Non, mais en actant que l’on est faible, on peut mettre en place des stratégies adaptées. C’est ce qu’a fait la Chine (10). Au début des années 1980, elle utilise la force de l’autre (transfert de technologies, espionnage, protectionnisme…) pour nourrir sa puissance. Est-ce que nos élites sont capables d’avoir ce type de raisonnement ? Capables de penser comme des faibles pour contrer les visées hégémonistes chinoise ou américaine ? Je n’en suis pas certain. Or, nous devons réagir maintenant car si nous ne le faisons pas, nous sortirons de l’Histoire.

Nathan Granier

Références :

(1)       Ali Laïdi (2006), « Retour de flamme. Comment la mondialisation a accouché du terrorisme », Ed. Calmann Lévy.

(2)       Nicolas Moinet et Christian Marcon (2006), « L’intelligence économique », Ed. Dunot.

(3)       Christian Harbulot (1992), « La machine de la guerre économique », Ed. Economica.

(4)       Ali Laïdi (2016 puis 2020), « Histoire mondiale de la guerre économique », Ed. Perrin.

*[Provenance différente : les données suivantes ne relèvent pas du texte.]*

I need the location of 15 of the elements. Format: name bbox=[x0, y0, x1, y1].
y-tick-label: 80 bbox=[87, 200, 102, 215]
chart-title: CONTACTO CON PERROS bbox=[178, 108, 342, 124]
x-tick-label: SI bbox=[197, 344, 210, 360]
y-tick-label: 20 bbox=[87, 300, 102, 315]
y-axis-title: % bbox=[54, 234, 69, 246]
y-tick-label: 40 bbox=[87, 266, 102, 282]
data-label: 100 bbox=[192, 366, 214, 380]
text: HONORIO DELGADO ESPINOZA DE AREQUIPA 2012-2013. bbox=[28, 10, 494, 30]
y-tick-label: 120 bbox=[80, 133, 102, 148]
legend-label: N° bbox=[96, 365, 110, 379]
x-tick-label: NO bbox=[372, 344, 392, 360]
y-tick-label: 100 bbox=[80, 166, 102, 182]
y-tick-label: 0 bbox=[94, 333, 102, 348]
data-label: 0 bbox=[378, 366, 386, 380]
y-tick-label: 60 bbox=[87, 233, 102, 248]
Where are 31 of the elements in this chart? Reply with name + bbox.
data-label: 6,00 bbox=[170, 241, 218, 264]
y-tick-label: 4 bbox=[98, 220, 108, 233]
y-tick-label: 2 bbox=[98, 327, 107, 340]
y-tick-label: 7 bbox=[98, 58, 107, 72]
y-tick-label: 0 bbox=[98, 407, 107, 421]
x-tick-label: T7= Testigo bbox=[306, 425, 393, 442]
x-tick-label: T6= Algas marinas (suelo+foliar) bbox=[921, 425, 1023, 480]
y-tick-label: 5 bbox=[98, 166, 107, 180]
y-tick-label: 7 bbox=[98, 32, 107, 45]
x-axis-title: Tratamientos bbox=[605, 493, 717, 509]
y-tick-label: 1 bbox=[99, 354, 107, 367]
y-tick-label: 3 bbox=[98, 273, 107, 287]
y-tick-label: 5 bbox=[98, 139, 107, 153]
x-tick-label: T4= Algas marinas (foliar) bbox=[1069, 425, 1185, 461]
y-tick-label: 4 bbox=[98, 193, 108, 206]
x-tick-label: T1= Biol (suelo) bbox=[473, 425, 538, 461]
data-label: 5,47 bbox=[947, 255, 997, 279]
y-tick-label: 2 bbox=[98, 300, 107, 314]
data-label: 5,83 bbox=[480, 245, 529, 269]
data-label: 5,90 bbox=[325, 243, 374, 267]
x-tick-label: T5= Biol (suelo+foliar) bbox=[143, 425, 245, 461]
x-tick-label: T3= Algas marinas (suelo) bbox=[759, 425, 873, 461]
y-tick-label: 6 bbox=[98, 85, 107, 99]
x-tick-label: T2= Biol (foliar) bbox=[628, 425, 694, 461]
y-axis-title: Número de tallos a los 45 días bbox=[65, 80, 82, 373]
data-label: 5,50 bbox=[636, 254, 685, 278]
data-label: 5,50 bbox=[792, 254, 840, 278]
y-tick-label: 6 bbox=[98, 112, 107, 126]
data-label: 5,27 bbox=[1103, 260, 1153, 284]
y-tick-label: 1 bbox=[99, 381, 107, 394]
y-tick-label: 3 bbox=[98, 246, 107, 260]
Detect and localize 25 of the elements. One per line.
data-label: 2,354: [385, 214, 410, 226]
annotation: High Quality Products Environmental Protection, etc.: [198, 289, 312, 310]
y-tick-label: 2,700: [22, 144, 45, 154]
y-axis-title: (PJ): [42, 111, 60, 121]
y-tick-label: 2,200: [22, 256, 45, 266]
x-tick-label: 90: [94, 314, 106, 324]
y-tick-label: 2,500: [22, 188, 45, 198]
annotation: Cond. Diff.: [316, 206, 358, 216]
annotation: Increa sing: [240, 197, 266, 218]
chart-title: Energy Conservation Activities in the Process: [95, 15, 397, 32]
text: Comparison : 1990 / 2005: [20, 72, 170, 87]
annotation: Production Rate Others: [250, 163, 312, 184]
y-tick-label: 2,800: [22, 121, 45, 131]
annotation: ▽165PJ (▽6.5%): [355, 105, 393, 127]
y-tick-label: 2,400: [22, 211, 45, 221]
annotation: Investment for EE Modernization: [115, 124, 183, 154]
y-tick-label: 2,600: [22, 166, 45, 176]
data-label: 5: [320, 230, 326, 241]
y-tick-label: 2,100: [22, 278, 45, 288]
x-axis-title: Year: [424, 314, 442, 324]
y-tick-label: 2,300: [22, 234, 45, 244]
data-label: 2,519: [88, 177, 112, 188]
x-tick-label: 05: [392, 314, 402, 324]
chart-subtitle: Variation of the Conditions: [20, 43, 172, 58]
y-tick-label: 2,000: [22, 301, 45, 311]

(5)       Ali Laïdi (2021), « Le droit, nouvelle arme de guerre économique », Ed. Actes Sud.

(6)       Institut de Recherche Stratégique de l’Ecole Militaire (2021), Brève stratégique n°20, L’ambition japonaise d’une stratégie de sécurité économique : une voie à suivre, available at : <https://www.irsem.fr/publications-de-l-irsem/breves-strategiques/breve-strategique-n-20-2021.html>

(7)       Visions Mag (2022), « Takayuki Kobayashi à la tête du nouveau ministère japonais de la Sécurité économique », available at : <https://visionsmag.com/takayuki-kobayashi-a-la-tete-du-nouveau-ministere-japonais-de-la-securite-economique/>

(8)       Ali Laïdi (2022), « Histoire mondiale du protectionnisme », Ed. Passés composés.

(9)       Camille Guittonneau (2022), « L’ambitieux plan industriel de Biden face aux enjeux climatiques », Easynomics, available at : <https://easynomics.fr/2022/10/13/lambitieux-plan-industriel-de-biden-face-aux-enjeux-climatiques/>

(10)       Ali Laïdi (2023), « La Chine ou le réveil du guerrier économique », Ed. Actes Sud.